Tuttavia, lo scenario resta fluido. L'amministrazione americana non ha ancora convalidato l'intesa: il presidente Donald Trump deve esprimersi, e il suo vice JD Vance ha parlato di un accordo 'vicino ma non ancora definitivo'. I media ufficiali iraniani hanno negato che sia stato raggiunto qualsiasi accordo. Nonostante le speranze, nuove incursioni militari – con raid statunitensi su un sito iraniano e la rappresaglia delle Guardie Rivoluzionarie – hanno ricordato che il conflitto, scoppiato oltre tre mesi fa, è lontano dall'essere spento. Secondo l'ottica di Teheran, la priorità rimane la piena sovranità e la rimozione di tutte le sanzioni.

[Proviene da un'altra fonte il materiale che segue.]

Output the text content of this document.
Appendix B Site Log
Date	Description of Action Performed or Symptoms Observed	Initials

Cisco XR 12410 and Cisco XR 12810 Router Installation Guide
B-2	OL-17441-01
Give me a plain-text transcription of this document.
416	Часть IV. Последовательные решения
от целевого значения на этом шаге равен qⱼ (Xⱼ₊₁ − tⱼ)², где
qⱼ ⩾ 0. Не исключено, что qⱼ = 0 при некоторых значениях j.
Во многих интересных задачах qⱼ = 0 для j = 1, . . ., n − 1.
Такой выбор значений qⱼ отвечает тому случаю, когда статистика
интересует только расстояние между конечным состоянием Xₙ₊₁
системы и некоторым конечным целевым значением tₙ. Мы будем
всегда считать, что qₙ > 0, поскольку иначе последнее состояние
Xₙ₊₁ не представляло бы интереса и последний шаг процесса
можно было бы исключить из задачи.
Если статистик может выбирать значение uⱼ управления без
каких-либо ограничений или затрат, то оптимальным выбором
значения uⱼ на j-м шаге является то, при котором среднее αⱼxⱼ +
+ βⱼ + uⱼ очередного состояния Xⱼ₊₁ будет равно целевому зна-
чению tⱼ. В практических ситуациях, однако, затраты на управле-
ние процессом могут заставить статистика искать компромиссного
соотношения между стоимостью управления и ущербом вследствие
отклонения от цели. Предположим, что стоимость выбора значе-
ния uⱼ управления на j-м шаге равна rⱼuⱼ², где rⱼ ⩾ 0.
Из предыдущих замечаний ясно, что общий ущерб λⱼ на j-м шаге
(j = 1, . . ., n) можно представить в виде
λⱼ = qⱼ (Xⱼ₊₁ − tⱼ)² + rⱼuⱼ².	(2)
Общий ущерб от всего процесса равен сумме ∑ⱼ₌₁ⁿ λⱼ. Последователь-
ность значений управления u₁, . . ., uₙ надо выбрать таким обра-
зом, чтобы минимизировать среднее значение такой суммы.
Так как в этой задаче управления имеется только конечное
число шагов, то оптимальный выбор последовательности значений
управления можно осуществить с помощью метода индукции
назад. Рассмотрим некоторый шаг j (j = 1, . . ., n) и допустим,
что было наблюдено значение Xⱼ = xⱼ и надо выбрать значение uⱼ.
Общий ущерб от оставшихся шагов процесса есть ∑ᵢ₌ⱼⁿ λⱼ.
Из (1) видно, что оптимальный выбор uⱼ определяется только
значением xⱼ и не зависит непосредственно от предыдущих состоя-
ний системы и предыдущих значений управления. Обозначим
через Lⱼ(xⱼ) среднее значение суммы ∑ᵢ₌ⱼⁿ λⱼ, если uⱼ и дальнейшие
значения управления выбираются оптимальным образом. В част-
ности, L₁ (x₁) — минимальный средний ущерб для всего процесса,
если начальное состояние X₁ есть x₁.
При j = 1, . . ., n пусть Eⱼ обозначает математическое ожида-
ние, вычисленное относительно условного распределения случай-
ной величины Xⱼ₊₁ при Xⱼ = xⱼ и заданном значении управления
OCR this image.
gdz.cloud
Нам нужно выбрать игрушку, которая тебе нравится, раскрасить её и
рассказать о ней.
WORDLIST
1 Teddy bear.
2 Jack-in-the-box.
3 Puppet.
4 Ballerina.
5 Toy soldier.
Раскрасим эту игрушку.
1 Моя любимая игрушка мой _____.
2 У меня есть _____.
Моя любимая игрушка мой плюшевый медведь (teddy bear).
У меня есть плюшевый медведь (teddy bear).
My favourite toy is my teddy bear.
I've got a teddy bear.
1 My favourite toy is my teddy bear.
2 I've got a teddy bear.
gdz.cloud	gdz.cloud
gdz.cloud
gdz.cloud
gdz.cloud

Dal punto di vista logistico, un'eventuale riapertura dello Stretto di Hormuz – attraverso cui transita un quinto del petrolio mondiale – sarebbe comunque graduale. Gli impianti di estrazione e stoccaggio hanno subito danni e il ripristino della produzione richiederà tempo, come sottolineato da esperti del settore. Inoltre, la volatilità resta elevata: il Brent ha oscillato di oltre 20 dollari tra il minimo e il massimo della scorsa settimana, un'ampiezza che riflette la tensione tra speranze diplomatiche e realtà militari.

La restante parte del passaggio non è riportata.